Claire paused in the doorway and looked sullenly, yet hardly suspiciously, at them. She had never worn a mask for Damier, yet he saw in her flushed and somber face something new to him, saw that she lacked some quality—was it confidence, indifference, placidity?—that he had always found in her. He guessed in a moment that her interview with Monsieur Daunay had not been a propitious one.
“I did not expect to see you so soon again, and under such suddenly changed circumstances,” she said to him. “What are you talking about? Me?” She took off her hat,—the day was sultry,—pushed up her thick hair, and dropped her length of ruffled, clinging white into a chair. “So; I have seen Monsieur Daunay. He lost no time, it seems. He asked my hand of you first, I hear, Mamma, in proper form—très convenablement.”
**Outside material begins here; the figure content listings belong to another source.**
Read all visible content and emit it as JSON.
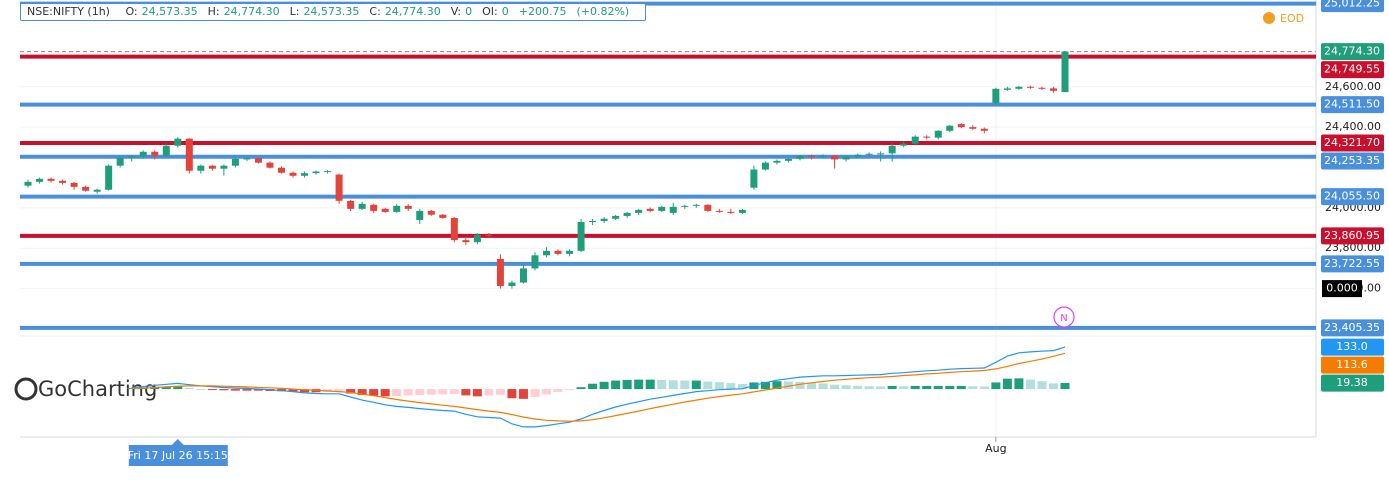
{
  "header": {
    "symbol": "NSE:NIFTY (1h)",
    "fields": [
      [
        "O:",
        "24,573.35"
      ],
      [
        "H:",
        "24,774.30"
      ],
      [
        "L:",
        "24,573.35"
      ],
      [
        "C:",
        "24,774.30"
      ],
      [
        "V:",
        "0"
      ],
      [
        "OI:",
        "0"
      ]
    ],
    "change": "+200.75",
    "change_pct": "(+0.82%)"
  },
  "watermark": "GoCharting",
  "eod_badge": "EOD",
  "news_marker": "N",
  "chart_data": {
    "type": "candlestick",
    "categories": [
      null,
      null,
      null,
      null,
      null,
      null,
      null,
      null,
      null,
      null,
      null,
      null,
      null,
      null,
      null,
      null,
      null,
      null,
      null,
      null,
      null,
      null,
      null,
      null,
      null,
      null,
      null,
      null,
      null,
      null,
      null,
      null,
      null,
      null,
      null,
      null,
      null,
      null,
      null,
      null,
      null,
      null,
      null,
      null,
      null,
      null,
      null,
      null,
      null,
      null,
      null,
      null,
      null,
      null,
      null,
      null,
      null,
      null,
      null,
      null,
      null,
      null,
      null,
      null,
      null,
      null,
      null,
      null,
      null,
      null,
      null,
      null,
      null,
      null,
      null,
      null,
      null,
      null,
      null,
      null,
      null,
      null,
      null,
      null,
      "Aug",
      null,
      null,
      null,
      null,
      null,
      null
    ],
    "open": [
      24110,
      24129,
      24144,
      24134,
      24124,
      24104,
      24080,
      24090,
      24209,
      24248,
      24255,
      24278,
      24258,
      24308,
      24343,
      24184,
      24209,
      24194,
      24209,
      24240,
      24246,
      24224,
      24199,
      24174,
      24159,
      24172,
      24180,
      24165,
      24035,
      23995,
      24015,
      23995,
      23980,
      24010,
      23940,
      23985,
      23966,
      23950,
      23840,
      23830,
      23866,
      23747,
      23613,
      23630,
      23700,
      23765,
      23787,
      23772,
      23787,
      23930,
      23935,
      23946,
      23960,
      23975,
      23995,
      23985,
      23975,
      24005,
      24010,
      24015,
      23985,
      23980,
      23975,
      24100,
      24190,
      24224,
      24233,
      24243,
      24258,
      24253,
      24258,
      24240,
      24253,
      24263,
      24268,
      24270,
      24308,
      24318,
      24353,
      24348,
      24382,
      24415,
      24400,
      24392,
      24520,
      24585,
      24590,
      24600,
      24595,
      24592,
      24573.35
    ],
    "high": [
      24140,
      24150,
      24150,
      24140,
      24128,
      24110,
      24095,
      24215,
      24255,
      24262,
      24285,
      24285,
      24320,
      24350,
      24345,
      24215,
      24212,
      24215,
      24250,
      24252,
      24250,
      24230,
      24205,
      24180,
      24180,
      24185,
      24188,
      24170,
      24040,
      24030,
      24020,
      24000,
      24020,
      24020,
      23995,
      23990,
      23970,
      23955,
      23860,
      23875,
      23875,
      23770,
      23640,
      23720,
      23780,
      23805,
      23795,
      23795,
      23945,
      23945,
      23955,
      23965,
      23980,
      23995,
      24002,
      24010,
      24025,
      24015,
      24020,
      24018,
      23995,
      23995,
      23995,
      24210,
      24230,
      24240,
      24250,
      24262,
      24265,
      24265,
      24262,
      24260,
      24268,
      24275,
      24280,
      24320,
      24330,
      24360,
      24360,
      24385,
      24410,
      24420,
      24410,
      24398,
      24595,
      24600,
      24605,
      24605,
      24600,
      24600,
      24774.3
    ],
    "low": [
      24100,
      24120,
      24125,
      24115,
      24090,
      24080,
      24070,
      24085,
      24200,
      24230,
      24245,
      24240,
      24250,
      24300,
      24170,
      24170,
      24185,
      24160,
      24200,
      24232,
      24220,
      24195,
      24170,
      24150,
      24150,
      24165,
      24170,
      24020,
      23985,
      23990,
      23975,
      23975,
      23975,
      23985,
      23920,
      23960,
      23946,
      23830,
      23815,
      23820,
      23855,
      23600,
      23600,
      23625,
      23690,
      23755,
      23765,
      23760,
      23780,
      23915,
      23925,
      23940,
      23950,
      23965,
      23978,
      23980,
      23965,
      23995,
      24000,
      23980,
      23975,
      23970,
      23970,
      24090,
      24185,
      24215,
      24225,
      24235,
      24240,
      24245,
      24195,
      24230,
      24245,
      24255,
      24230,
      24230,
      24300,
      24310,
      24340,
      24340,
      24375,
      24395,
      24385,
      24370,
      24510,
      24580,
      24585,
      24590,
      24585,
      24570,
      24573.35
    ],
    "close": [
      24129,
      24144,
      24134,
      24124,
      24104,
      24085,
      24090,
      24209,
      24248,
      24255,
      24278,
      24258,
      24308,
      24343,
      24184,
      24209,
      24194,
      24209,
      24243,
      24246,
      24224,
      24199,
      24174,
      24159,
      24172,
      24180,
      24182,
      24035,
      23995,
      24020,
      23985,
      23980,
      24010,
      23995,
      23985,
      23966,
      23950,
      23840,
      23830,
      23866,
      23862,
      23613,
      23630,
      23700,
      23765,
      23787,
      23772,
      23787,
      23930,
      23935,
      23946,
      23960,
      23975,
      23990,
      23985,
      24005,
      24005,
      24010,
      24015,
      23985,
      23980,
      23975,
      23990,
      24190,
      24224,
      24233,
      24243,
      24258,
      24253,
      24258,
      24240,
      24253,
      24263,
      24268,
      24270,
      24308,
      24318,
      24353,
      24348,
      24382,
      24407,
      24400,
      24392,
      24382,
      24590,
      24592,
      24600,
      24595,
      24592,
      24580,
      24774.3
    ],
    "up_color": "#1f9e7b",
    "down_color": "#e2433a",
    "ylim": [
      23375,
      25030
    ],
    "yticks": [
      {
        "value": 24600,
        "label": "24,600.00"
      },
      {
        "value": 24400,
        "label": "24,400.00"
      },
      {
        "value": 24000,
        "label": "24,000.00"
      },
      {
        "value": 23800,
        "label": "23,800.00"
      },
      {
        "value": 23600,
        "label": "23,600.00"
      }
    ],
    "grid": true,
    "levels": [
      {
        "value": 25012.25,
        "label": "25,012.25",
        "color": "#4a8fdc"
      },
      {
        "value": 24749.55,
        "label": "24,749.55",
        "color": "#c8102e"
      },
      {
        "value": 24511.5,
        "label": "24,511.50",
        "color": "#4a8fdc"
      },
      {
        "value": 24321.7,
        "label": "24,321.70",
        "color": "#c8102e"
      },
      {
        "value": 24253.35,
        "label": "24,253.35",
        "color": "#4a8fdc"
      },
      {
        "value": 24055.5,
        "label": "24,055.50",
        "color": "#4a8fdc"
      },
      {
        "value": 23860.95,
        "label": "23,860.95",
        "color": "#c8102e"
      },
      {
        "value": 23722.55,
        "label": "23,722.55",
        "color": "#4a8fdc"
      },
      {
        "value": 23405.35,
        "label": "23,405.35",
        "color": "#4a8fdc"
      }
    ],
    "last_price": {
      "value": 24774.3,
      "label": "24,774.30",
      "color": "#1f9e7b"
    },
    "crosshair_price": {
      "value": 23600,
      "label": "0.000"
    },
    "crosshair_time": "Fri 17 Jul 26 15:15",
    "macd": {
      "ylim": [
        -152,
        162
      ],
      "series": [
        {
          "color": "#2196f3",
          "values": [
            null,
            null,
            null,
            null,
            null,
            null,
            null,
            null,
            null,
            5,
            8,
            12,
            15,
            18,
            14,
            10,
            8,
            5,
            3,
            2,
            0,
            -2,
            -5,
            -8,
            -12,
            -14,
            -15,
            -15,
            -25,
            -35,
            -42,
            -50,
            -55,
            -58,
            -62,
            -65,
            -68,
            -70,
            -80,
            -88,
            -90,
            -92,
            -110,
            -120,
            -120,
            -116,
            -110,
            -105,
            -95,
            -80,
            -68,
            -57,
            -48,
            -40,
            -32,
            -26,
            -20,
            -14,
            -8,
            -5,
            -2,
            0,
            1,
            12,
            20,
            28,
            33,
            38,
            40,
            42,
            42,
            43,
            44,
            45,
            46,
            50,
            52,
            55,
            58,
            60,
            63,
            65,
            66,
            67,
            85,
            105,
            115,
            118,
            120,
            122,
            133.0
          ]
        },
        {
          "color": "#f57c00",
          "values": [
            null,
            null,
            null,
            null,
            null,
            null,
            null,
            null,
            null,
            2,
            3,
            5,
            7,
            9,
            10,
            10,
            10,
            9,
            8,
            7,
            5,
            4,
            2,
            0,
            -2,
            -4,
            -6,
            -8,
            -11,
            -16,
            -21,
            -27,
            -33,
            -38,
            -43,
            -47,
            -51,
            -55,
            -60,
            -65,
            -70,
            -74,
            -81,
            -89,
            -95,
            -99,
            -101,
            -102,
            -101,
            -97,
            -91,
            -84,
            -77,
            -70,
            -62,
            -55,
            -48,
            -41,
            -35,
            -29,
            -24,
            -19,
            -15,
            -9,
            -3,
            3,
            9,
            15,
            20,
            24,
            28,
            31,
            34,
            36,
            38,
            40,
            43,
            45,
            48,
            50,
            53,
            55,
            57,
            59,
            64,
            72,
            81,
            88,
            95,
            104,
            113.6
          ]
        }
      ],
      "histogram": {
        "colors": [
          "#1f9e7b",
          "#b2dfdb",
          "#ffcdd2",
          "#e2433a"
        ],
        "values": [
          null,
          null,
          null,
          null,
          null,
          null,
          null,
          null,
          null,
          3,
          5,
          7,
          8,
          9,
          4,
          0,
          -2,
          -4,
          -5,
          -5,
          -5,
          -6,
          -7,
          -8,
          -10,
          -10,
          -9,
          -7,
          -14,
          -19,
          -21,
          -23,
          -22,
          -20,
          -19,
          -18,
          -17,
          -15,
          -20,
          -23,
          -20,
          -18,
          -29,
          -31,
          -25,
          -17,
          -9,
          -3,
          6,
          17,
          23,
          27,
          29,
          30,
          30,
          29,
          28,
          27,
          27,
          24,
          22,
          19,
          16,
          21,
          23,
          25,
          24,
          23,
          20,
          18,
          14,
          12,
          10,
          9,
          8,
          10,
          9,
          10,
          10,
          10,
          10,
          10,
          9,
          8,
          21,
          33,
          34,
          30,
          25,
          18,
          19.38
        ]
      },
      "labels": [
        {
          "value": 133,
          "label": "133.0",
          "color": "#2196f3"
        },
        {
          "value": 113.6,
          "label": "113.6",
          "color": "#f57c00"
        },
        {
          "value": 19.38,
          "label": "19.38",
          "color": "#1f9e7b"
        }
      ]
    }
  }
}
“Yes,” Madame Vicaud assented with composure.
“It seems that you discouraged him.”
“I could not encourage him from what you had told me, but from what he told me it seems that you did not discourage him,” the mother answered.
“I have never been in a position to discourage any useful possibility,” said Claire.
Madame Vicaud, in silence, and with something of a lion-tamer’s calm intentness of eye, looked at her daughter; and Claire, after meeting the look with one frankly hostile, turned her eyes on Damier.
“And it seems that you, last night, did not discourage Monsieur Daunay’s hopes; he spoke of you with gratitude. What have you to say to it all now?”
“I have nothing to say to it; it has always been your affair—yours and his.”